Azerbaijani politician (1878–1907)

Khanlar Safaraliyev (Xanlar Səfərəliyev) (c.1878 – 26 September 1907) was an Azerbaijani oil field worker, labor organizer, and Moslem social democrat. In 1907, he helped lead a successful strike at the Baku oil fields. Subsequently, he was shot by an assassin, Jafar (a foreman in the oil fields), and died several days later. The Bibi Eybat District Committee of the Russian Social Democratic Labor Party declared a general two-day strike and unsuccessfully demanded that the Baku Oil & Gas Producers Association cease protecting Khanlar's murderer, and also the manager, Abuzarbek, who allegedly assisted in the assassination. 20,000 workers demonstrated at Khanlar's funeral.

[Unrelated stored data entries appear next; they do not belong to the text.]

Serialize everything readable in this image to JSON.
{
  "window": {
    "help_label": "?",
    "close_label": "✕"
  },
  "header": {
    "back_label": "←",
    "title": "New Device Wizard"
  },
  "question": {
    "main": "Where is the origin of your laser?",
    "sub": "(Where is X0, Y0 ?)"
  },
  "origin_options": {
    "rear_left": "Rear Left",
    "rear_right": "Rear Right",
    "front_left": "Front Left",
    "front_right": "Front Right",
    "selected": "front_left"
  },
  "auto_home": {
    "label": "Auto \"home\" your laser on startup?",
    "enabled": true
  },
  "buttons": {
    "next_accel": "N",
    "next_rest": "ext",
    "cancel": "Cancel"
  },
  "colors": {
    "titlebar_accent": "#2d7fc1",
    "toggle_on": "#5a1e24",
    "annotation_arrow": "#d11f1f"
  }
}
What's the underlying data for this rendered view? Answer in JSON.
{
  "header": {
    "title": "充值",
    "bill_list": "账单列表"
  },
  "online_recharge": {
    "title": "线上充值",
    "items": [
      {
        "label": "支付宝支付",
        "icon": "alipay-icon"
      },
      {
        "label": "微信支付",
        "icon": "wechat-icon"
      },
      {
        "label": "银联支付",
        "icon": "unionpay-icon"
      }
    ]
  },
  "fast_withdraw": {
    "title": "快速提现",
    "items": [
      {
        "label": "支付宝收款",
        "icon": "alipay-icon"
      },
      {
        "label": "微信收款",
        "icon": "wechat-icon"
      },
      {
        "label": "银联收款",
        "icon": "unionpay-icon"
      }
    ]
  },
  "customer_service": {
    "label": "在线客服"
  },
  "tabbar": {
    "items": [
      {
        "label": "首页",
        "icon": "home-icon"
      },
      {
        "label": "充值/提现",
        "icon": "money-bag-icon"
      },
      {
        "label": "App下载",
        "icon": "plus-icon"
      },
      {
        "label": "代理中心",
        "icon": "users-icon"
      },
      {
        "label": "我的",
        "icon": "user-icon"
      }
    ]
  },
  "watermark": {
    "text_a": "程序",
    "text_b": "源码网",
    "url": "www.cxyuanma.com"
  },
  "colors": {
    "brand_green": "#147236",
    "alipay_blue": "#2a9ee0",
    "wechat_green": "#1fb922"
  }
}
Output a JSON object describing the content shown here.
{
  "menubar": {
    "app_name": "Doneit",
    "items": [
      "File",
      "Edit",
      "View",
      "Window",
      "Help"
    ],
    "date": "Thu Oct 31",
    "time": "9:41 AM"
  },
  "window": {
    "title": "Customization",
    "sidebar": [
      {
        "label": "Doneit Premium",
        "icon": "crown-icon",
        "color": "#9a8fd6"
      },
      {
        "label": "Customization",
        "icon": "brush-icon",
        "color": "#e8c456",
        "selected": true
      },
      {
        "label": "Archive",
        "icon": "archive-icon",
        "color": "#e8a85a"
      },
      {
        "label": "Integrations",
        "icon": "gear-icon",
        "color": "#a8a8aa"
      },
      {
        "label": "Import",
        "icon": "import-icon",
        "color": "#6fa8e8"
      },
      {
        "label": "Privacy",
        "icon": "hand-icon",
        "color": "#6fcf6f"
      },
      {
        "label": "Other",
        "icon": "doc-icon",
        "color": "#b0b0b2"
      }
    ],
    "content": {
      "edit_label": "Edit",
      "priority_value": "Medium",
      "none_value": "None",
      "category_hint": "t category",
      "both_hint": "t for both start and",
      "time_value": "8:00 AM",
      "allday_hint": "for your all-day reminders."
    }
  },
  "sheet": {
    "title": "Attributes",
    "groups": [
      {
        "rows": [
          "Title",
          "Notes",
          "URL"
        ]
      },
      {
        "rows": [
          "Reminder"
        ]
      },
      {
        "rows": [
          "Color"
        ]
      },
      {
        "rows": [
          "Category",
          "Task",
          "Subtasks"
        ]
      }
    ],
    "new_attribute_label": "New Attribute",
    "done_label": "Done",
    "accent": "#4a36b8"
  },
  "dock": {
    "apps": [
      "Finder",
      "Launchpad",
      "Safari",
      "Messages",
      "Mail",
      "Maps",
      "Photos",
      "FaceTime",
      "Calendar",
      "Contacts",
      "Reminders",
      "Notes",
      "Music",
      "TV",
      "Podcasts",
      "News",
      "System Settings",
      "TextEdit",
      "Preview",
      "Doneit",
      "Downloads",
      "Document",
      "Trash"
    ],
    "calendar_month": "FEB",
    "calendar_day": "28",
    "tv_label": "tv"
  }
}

Later, 29 September 1907, Joseph Stalin delivered a speech at Khanlar's graveside.

In 1938, the city of Helenendorf and the surrounding district in the Azerbaijan SSR were renamed Khanlar in honor of Khanlar Safaraliyev, though in 2008 the city was once more renamed to Goygol. Likewise, the Safaraliyev Rayon region of Azerbaijan and its main town both bore his name but the region was later abolished, and the town is now known as Samukh.